A rort is a rort is a rort

And by any other name it smells as bad.

John Key has annouced a reform of the rules for ministerial accommodation allowance. A fixed, automatic allowance will now be paid to all out of Wellington ministers of $37,500 a year for their Wellington accomodation (or $30,000 if they own the house), slightly less than the highest spending ministers were revealed to have spent in the last six months. 

The important thing to note is this is not an upper limit. Ministers will get this payment automatically regardless of whether their accommodation costs are lower or not. No test of ‘actual and reasonable’ costs. Even ministers living in Crown-owned houses will get the allowance and have to pay rent or something, the report doesn’t decide.

Congratulations. You’ve just just given a pay rise of up to $37,500 a year to David Carter, Murray McCully, Tim Groser, Georgina Te Heu Heu, Pansy Wong, Jonathan Coleman, Kate Wilkinson, Maurice Williamson, and John Carter. All of them are ministers based outside Wellington who previously claimed nothing or less than $37,500 a year for their Wellington accommodation and each of them will now be gifted $37,500 a year, no questions asked. All because some of their colleagues couldn’t be trusted not to rort the system.

Key claims this will save the taxpayer hundreds of thousands of dollars a year, and that would be true if he had followed the Ministerial Services recommendation, which included selling all Crown own houses except Premier House. But Key decided not to sell those properties (something I support) and that eliminates the savings (the media missed that: check the last table in the cabinet paper). If anything, this scheme will cost the taxpayer more.

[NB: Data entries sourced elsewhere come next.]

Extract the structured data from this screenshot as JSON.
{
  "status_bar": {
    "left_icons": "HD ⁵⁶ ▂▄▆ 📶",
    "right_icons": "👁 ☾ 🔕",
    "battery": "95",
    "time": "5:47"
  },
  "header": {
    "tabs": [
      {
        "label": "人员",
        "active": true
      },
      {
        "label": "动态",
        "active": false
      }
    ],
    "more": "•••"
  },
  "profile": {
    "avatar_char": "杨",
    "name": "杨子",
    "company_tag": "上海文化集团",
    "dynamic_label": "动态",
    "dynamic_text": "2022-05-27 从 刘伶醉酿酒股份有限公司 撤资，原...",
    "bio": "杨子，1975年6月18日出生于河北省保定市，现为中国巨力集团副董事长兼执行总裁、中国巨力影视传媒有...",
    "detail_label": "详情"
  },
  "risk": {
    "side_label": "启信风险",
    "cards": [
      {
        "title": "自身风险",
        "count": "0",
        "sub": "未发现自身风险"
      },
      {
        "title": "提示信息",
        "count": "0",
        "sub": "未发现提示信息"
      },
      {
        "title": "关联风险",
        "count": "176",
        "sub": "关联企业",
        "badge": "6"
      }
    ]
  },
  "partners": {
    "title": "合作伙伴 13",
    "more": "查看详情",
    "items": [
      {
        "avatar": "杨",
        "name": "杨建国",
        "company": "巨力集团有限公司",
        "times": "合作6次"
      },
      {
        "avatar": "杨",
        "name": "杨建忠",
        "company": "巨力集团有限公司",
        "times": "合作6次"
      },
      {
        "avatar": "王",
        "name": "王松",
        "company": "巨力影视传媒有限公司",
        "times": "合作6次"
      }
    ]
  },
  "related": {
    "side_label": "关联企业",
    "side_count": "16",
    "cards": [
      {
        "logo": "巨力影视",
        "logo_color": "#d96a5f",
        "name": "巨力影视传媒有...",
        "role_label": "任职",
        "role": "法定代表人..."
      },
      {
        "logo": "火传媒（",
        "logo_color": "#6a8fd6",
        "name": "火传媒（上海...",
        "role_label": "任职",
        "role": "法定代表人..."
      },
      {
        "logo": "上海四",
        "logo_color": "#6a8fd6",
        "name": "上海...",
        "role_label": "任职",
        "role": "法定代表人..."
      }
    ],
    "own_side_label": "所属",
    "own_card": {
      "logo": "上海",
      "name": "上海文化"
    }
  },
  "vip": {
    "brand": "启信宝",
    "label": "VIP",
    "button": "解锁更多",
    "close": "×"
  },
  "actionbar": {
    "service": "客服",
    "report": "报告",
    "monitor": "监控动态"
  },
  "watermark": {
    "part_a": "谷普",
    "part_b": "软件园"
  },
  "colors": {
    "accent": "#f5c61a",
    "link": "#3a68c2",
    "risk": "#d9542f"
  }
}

But what about the man who started all this? Bill English will be able to get $30,000 a year for living in his own family home – less than the $48,000 he was claiming, more than the $24,000 he had promised to reduce it to. The problem with English’s behaviour, as Guyon Espiner noted during the press conference, isn’t the amount he is taking. In fact, the amount he is taking was completely within the rules. It is that he is taking the money as an out of town minister at all when he is Wellington-based that is the problem.

Reducing the rort to $37,500 a year doesn’t make it OK. Try this thought experiment: if when this story had first come to light English had taken $18,500 in six months, rather than $22,000, would it still have been a rort? Of course it would have been. So how does cutting the rort to that amount now make it OK?

It doesn’t matter if English is ripping us off for $50,000, $37,500, or $37.50. A rort’s a rort. He must stop or Key must make him. But Key clearly has no intention of doing any such thing. In fact, he’s allowing that rort to continue and giving a bunch of other ministers a nice bonus at the same time.